Hey, fellow DC Tri Clubbers--
My article about swim-run brick workouts has been published on Active.com and is up for their June contest. The more likes it gets on Active.com, the better my chances of winning. If club members could please check out my article and vote for it, I'd greatly appreciate it. Hopefully, you'll find it informative and it will help you spice up your training. Here's the link to the article:
As a fellow DC Tri member, I respect the fact that you've written a nice piece about swim - bike bricks, however, I'm not sure I see the real benefit of such a workout. Is this simply a new trend or is there empirical and or physical evidence to back it up?

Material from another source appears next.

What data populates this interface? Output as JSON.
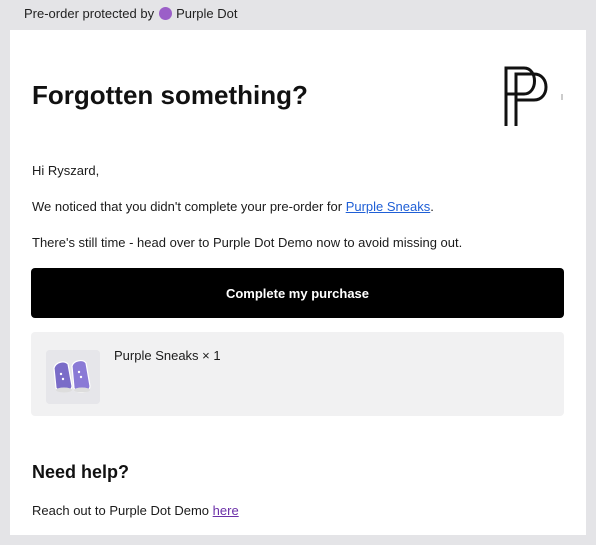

Thanks for the feedback and I'll try to answer your question. Is there hard scientific data (numbers) to back up that swim-run bricks are beneficial? No. No more so than there is hard empirical evidence that bike-run bricks are beneficial. What triathletes who do either (or both) types of brick workouts can and often do see is an improvement in their transition from bike to run or swim to run. The "evidence"--such as it is--for this is improved transition times and run splits off the bike or, in the case of my article about swim-run bricks, an improvement in their swim to bike transition times. The evidence I have for this is based on the positive feedback I've received from the athletes I coach, as well as comparing their T1 times in similar races with similar distances to transition, my own experience incorporating these workouts into my training and the fact that I got the idea of incorporating these bricks from one of USAT's resident coaches at the Olympic Training Center in Colorado Springs when I was going through USAT coaching certification back in 2004 (his version was to have athletes swim 100 meters, get out of the water and do 20 V-Ups, swim another 100 meters, get out and do 50 body-weight squats, etc. 10 times. He would also have them do open-water swims with 400 meter hard efforts of running out of the water).

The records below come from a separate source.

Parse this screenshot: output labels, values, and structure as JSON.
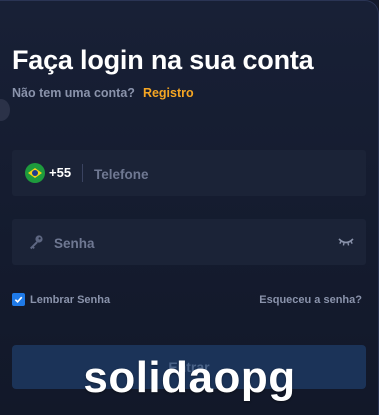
{
  "header": {
    "title": "Faça login na sua conta",
    "no_account_text": "Não tem uma conta?",
    "register_link": "Registro"
  },
  "phone_field": {
    "country_flag": "brazil-flag-icon",
    "dial_code": "+55",
    "placeholder": "Telefone"
  },
  "password_field": {
    "placeholder": "Senha",
    "lead_icon": "key-icon",
    "toggle_icon": "eye-closed-icon"
  },
  "options": {
    "remember_label": "Lembrar Senha",
    "remember_checked": true,
    "forgot_link": "Esqueceu a senha?"
  },
  "submit": {
    "label": "Entrar"
  },
  "watermark": "solidaopg",
  "colors": {
    "accent": "#f5a623",
    "checkbox": "#1f7ae8",
    "background": "#141a2c"
  }
}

Now, that said, could someone just as well learn to run faster and better out of the water just by gaining experience through racing? Certainly. But incorporating swim-run bricks into your training can help shorten the adaptation curve. I guess the only way for you to really find out if swim-run bricks work is for you to try it a few times yourself. I invite you to at least give it a try and I'd love to hear your feedback on it.